De plus, de quel droit, de quel nom signerait-il cette dépêche ?
Sir Jonathan ne connaissant pas le signataire la jetterait au panier.
Mieux valait essayer de convaincre Maggy elle-même.
Le dîner semblait interminable au jeune homme ; par instants et machinalement, il répondait aux toasts de plus en plus nombreux que son hôte portait indistinctement à la France, à la Chambre, à la maison Wishburn, à l’ambassadeur et à tous les Français présents et à venir qui lui feraient l’honneur de venir sous son toit.

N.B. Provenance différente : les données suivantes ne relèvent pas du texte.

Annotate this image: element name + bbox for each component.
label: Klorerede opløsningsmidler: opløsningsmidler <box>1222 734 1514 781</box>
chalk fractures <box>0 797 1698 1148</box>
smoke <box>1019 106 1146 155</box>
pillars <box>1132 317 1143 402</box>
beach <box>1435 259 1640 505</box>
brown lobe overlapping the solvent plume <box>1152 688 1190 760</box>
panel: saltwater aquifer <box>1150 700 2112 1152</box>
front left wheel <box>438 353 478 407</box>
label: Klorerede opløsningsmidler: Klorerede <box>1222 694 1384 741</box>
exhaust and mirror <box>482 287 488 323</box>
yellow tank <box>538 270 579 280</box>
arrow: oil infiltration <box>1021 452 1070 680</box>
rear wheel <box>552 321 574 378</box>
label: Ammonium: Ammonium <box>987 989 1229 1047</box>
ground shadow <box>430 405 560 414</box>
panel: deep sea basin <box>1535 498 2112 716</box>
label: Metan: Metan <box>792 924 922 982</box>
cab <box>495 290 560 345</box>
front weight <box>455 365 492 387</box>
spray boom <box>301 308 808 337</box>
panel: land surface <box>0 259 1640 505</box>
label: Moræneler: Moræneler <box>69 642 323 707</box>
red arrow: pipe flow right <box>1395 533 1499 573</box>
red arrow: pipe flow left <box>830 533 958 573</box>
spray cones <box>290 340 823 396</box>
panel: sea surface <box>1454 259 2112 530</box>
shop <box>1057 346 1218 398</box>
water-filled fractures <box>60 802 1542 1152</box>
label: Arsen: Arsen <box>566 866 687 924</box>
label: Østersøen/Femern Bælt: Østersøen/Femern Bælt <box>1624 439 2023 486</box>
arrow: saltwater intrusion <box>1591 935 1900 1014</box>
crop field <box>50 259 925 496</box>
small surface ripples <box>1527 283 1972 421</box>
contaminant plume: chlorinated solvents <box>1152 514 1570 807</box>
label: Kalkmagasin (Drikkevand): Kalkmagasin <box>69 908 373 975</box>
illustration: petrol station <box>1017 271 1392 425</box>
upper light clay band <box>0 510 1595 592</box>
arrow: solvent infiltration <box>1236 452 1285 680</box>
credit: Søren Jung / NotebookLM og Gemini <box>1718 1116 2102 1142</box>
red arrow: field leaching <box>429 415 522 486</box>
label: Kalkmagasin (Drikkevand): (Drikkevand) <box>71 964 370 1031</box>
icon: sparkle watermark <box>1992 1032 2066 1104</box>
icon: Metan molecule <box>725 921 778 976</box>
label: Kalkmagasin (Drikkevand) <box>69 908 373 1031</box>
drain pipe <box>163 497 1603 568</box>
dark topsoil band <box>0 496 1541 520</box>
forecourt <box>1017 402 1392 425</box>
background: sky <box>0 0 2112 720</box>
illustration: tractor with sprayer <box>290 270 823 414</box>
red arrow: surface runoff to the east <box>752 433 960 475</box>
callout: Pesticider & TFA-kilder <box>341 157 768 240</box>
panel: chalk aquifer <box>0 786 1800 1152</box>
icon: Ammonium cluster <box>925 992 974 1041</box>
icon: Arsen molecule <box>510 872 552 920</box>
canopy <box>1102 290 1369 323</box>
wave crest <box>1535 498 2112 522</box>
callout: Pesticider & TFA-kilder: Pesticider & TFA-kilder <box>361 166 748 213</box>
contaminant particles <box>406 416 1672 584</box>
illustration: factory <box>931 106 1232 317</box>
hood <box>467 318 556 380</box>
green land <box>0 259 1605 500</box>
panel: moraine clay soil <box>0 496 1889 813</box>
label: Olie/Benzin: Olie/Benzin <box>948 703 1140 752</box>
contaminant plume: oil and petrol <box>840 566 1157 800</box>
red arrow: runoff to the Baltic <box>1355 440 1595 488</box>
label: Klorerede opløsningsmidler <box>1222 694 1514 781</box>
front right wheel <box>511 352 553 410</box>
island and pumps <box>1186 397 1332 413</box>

Le banquier enfin se leva : il était légèrement congestionné.
— Nous pourrions fumer un cigare dans la serre, si miss Maggy n’est pas incommodée par l’odeur du tabac.

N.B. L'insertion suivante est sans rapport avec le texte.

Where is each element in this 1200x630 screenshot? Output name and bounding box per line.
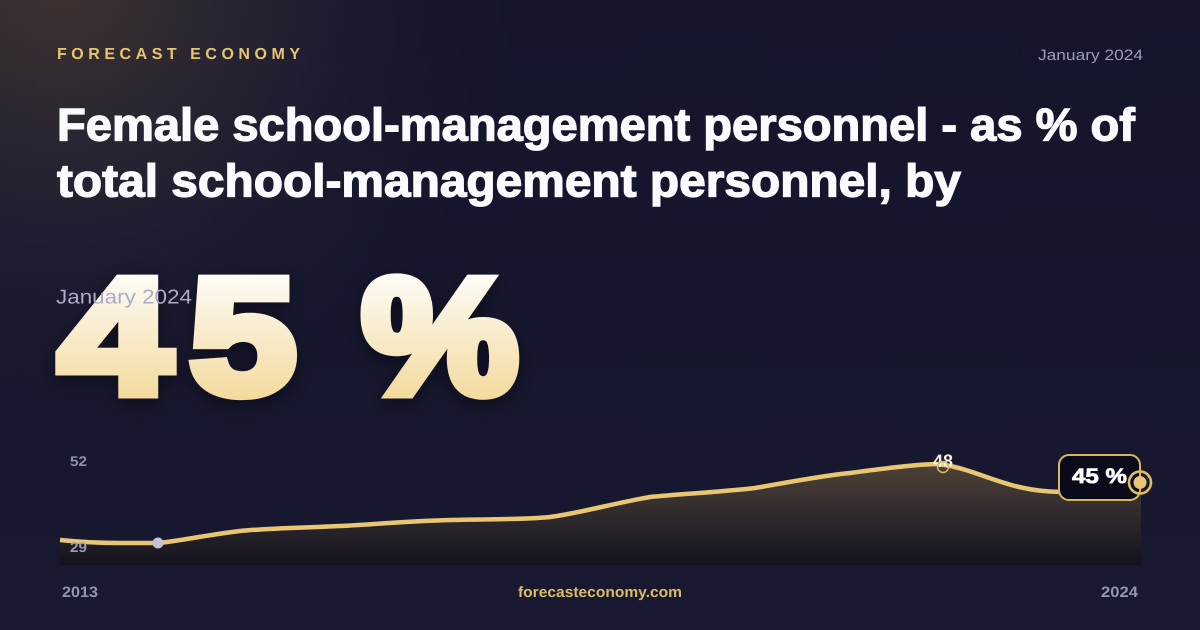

— Mais pas du tout, protesta la jeune fille ; je n’ai pas, comme tant de jeunes filles américaines ou russes, pris goût à la cigarette, mais son odeur ne me gêne nullement.
Enchanté de cette autorisation, M. Dimoff s’installa confortablement dans un large fauteuil près d’un buisson de camélias. Miss Mary Krockett avait, comme d’habitude, demandé la permission de se retirer ; la chaleur un peu humide de la serre, le parfum pénétrant des fleurs ne devaient pas tarder à agir sur le banquier ; après deux dernières anecdotes un peu plus confuses que les précédentes, il parut s’abandonner à une douce somnolence.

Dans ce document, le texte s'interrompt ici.